Театральная условность прочно входила на вооружение мхатовского реалистического искусства. Она окрашивала в особый цвет и многие последующие спектакли Художественного театра 30‑х — самого начала 40‑х годов, подобно «Школе злословия» и в особенности «Пиквикскому клубу» с подчеркнуто условными декорациями Вильямса и с иронико-игровым акцентом в актерской подаче смешных и трогательных диккенсовских персонажей.
Даже в такой спектакль, как «Хлеб» (1931), построенный на пьесе традиционно-бытового жанра, Художественный театр — как замечает тот же Луначарский — вводит откровенно условный прием, заставляя героя драмы, вполне реального секретаря райкома Михайлова, обратиться в финале с заключительной репликой непосредственно в зрительный зал. Это был прием, открыто взятый из художественного арсенала тогдашнего агитационного театра мейерхольдовской традиции.

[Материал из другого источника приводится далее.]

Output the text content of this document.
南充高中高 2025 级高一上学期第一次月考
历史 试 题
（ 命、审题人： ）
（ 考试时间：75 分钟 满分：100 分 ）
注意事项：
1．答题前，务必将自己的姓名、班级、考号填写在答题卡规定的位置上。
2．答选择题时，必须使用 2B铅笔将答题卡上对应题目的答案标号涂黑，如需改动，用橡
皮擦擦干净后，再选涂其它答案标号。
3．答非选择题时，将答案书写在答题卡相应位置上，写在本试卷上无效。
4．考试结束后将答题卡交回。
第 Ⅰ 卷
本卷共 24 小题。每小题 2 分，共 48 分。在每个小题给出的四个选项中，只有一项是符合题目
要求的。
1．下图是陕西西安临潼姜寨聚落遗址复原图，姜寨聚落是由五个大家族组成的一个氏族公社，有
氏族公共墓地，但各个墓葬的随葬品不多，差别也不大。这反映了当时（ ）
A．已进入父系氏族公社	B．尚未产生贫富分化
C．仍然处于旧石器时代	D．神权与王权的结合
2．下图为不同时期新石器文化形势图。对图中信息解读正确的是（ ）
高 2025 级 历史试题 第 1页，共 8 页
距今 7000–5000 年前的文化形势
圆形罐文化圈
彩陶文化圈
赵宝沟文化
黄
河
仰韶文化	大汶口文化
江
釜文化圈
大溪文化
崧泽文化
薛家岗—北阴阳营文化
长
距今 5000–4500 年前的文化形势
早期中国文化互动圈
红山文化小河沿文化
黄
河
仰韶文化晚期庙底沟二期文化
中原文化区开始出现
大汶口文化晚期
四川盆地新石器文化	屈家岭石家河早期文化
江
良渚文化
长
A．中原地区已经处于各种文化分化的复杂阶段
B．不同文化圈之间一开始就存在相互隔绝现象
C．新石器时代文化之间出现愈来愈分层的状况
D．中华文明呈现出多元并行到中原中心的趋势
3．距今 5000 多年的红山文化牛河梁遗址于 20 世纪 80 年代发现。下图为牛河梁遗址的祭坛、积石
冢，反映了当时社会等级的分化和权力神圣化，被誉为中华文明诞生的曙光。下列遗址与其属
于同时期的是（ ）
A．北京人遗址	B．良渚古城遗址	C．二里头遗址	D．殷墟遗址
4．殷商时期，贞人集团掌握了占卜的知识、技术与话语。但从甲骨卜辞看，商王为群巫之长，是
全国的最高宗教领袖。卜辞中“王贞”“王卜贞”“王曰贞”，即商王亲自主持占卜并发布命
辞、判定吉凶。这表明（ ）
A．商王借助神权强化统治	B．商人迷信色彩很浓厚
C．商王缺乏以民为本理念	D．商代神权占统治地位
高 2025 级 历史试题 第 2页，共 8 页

И на протяжении всего этого спектакля Луначарский внимательно отмечает отдельные моменты театральной условности, которые, по его словам, создают новый смешанный стиль Художественного театра, своеобразную, органически сцепленную «смесь реализма и стилизации»{100}
.А разве не сверхусловный прием использовал Немирович-Данченко в «Воскресении» (1930), когда Качалов, действующий «От автора» в своем человеческом облике, без грима, в простом, почти домашнем костюме — своего рода бытовой «прозодежде», — поднимался по ступенькам из зрительного зала на сцену во время хода действия, как будто невидимый персонажами, ходил между ними, вглядываясь в их лица, вслушиваясь в их разговор и сообщая свои комментарии и замечания зрителям? Пожалуй, более смелый, более рискованный условный прием трудно найти в творческой практике театра нового века. В «Воскресении» сцена Художественного театра — так же как в мейерхольдовских постановках — окончательно сливалась со зрительным залом, а зритель становился участником какого-то необычного, театрализованного и в то же время поразительно реального судебного процесса над старой Россией.
Во всех этих (и им подобных) случаях театральная условность, вводимая МХАТ в реалистическую ткань своих спектаклей, помогала острее и ярче воплотить в сценических образах глубокий социальный замысел, — то ли в плане сатирического представления, как это было в «Горячем сердце», — то ли в жанре историко-обличительной эпопеи, подобно «Воскресению».